One wonders if the agency itself is convinced of DES safety — or is it planning to “reposition” itself on the issue?
In a summary statement that appeared to be its most definitive position, the agency said that there are still “important questions” concerning the devices ... for example, what causes drug-eluting thrombosis, how often it occurs, under what circumstances it occurs, or what the risk of occurrence is in a given patient?
The agency statement said, “The specific studies that have prompted recent media inquiries are the BASKET-LATE study (presented at the March 2006 American College of Cardiology Scientific Sessions in Atlanta, Georgia) and more recently, the Camenzind meta-analysis presented at the September 2006 European Society of Cardiology Annual Meeting/
World Congress of Cardiology Meeting in Barcelona, Spain.” It goes on to say that in these studies, targeting patients following 18 months to three years after stent implantation, there was found a “small but significant increase in the rate of death and myocardial infarction.”
Promised — more formal evaluation
These research results “have raised important questions,” the statement said, while adding that “the data we currently have do not allow us to fully characterize the mechanism, risks, and incidence of DES thrombosis.” It said it intends to study the data presented at the Atlanta and Barcelona meetings with “a more formal evaluation.”

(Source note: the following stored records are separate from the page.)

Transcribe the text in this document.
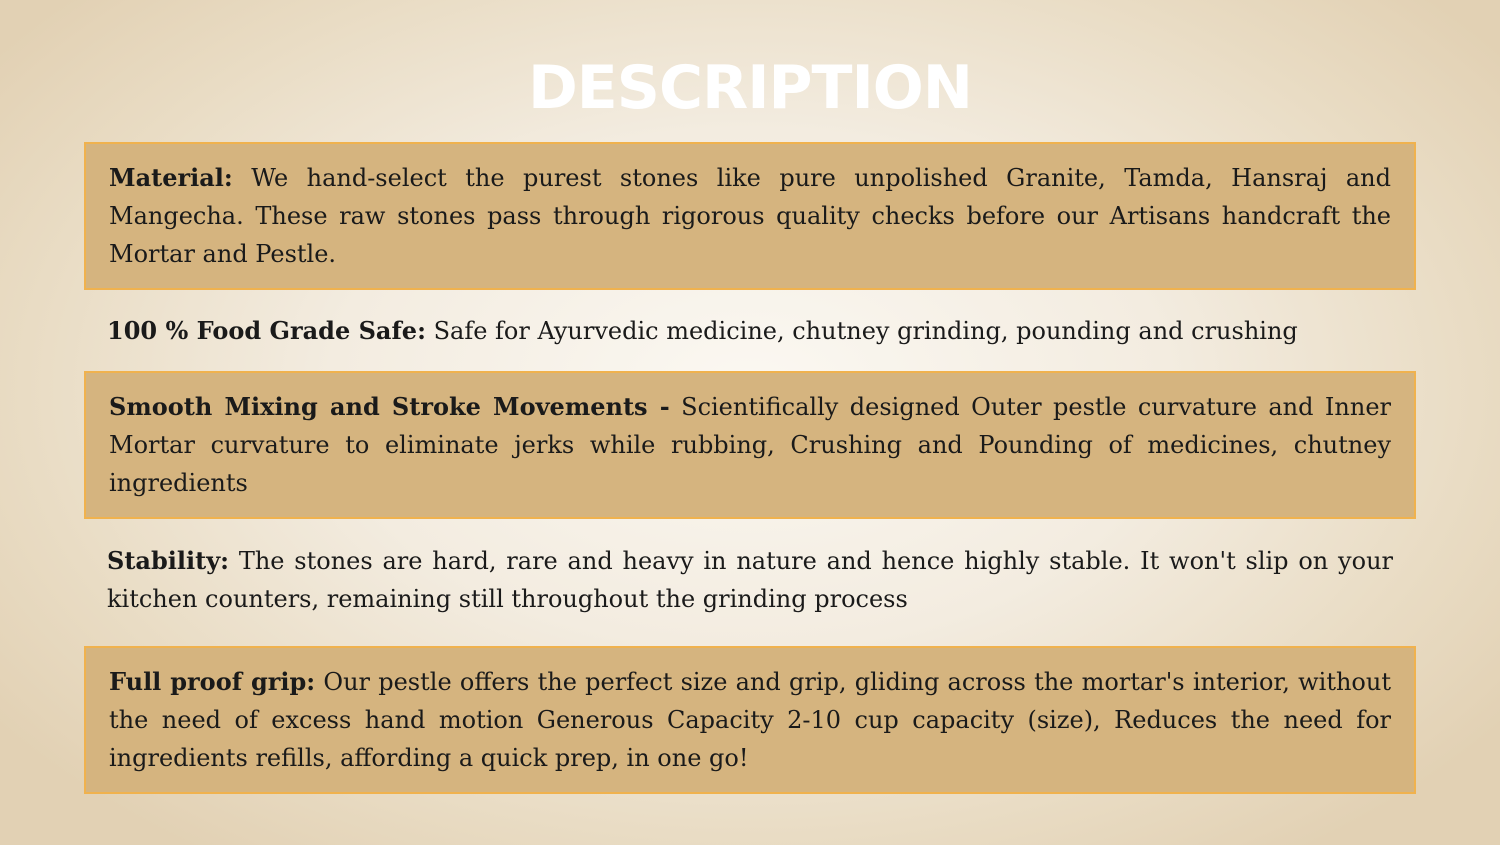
DESCRIPTION

Material: We hand-select the purest stones like pure unpolished Granite, Tamda, Hansraj and Mangecha. These raw stones pass through rigorous quality checks before our Artisans handcraft the Mortar and Pestle.

100 % Food Grade Safe: Safe for Ayurvedic medicine, chutney grinding, pounding and crushing

Smooth Mixing and Stroke Movements - Scientifically designed Outer pestle curvature and Inner Mortar curvature to eliminate jerks while rubbing, Crushing and Pounding of medicines, chutney ingredients

Stability: The stones are hard, rare and heavy in nature and hence highly stable. It won't slip on your kitchen counters, remaining still throughout the grinding process

Full proof grip: Our pestle offers the perfect size and grip, gliding across the mortar's interior, without the need of excess hand motion Generous Capacity 2-10 cup capacity (size), Reduces the need for ingredients refills, affording a quick prep, in one go!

In terms of regulatory concerns, it said the agency is “keenly interested in the long-term follow-up of patients enrolled in the original pivotal DES randomized trials, as well as those in the more complex patient and lesion subsets (for example, patients with diabetes; acute myocardial infarction or multiple vessel disease; or lesions involving arterial bifurcations, the left main coronary artery, and long arterial segments) who are currently being treated in “real world” randomized and registry studies.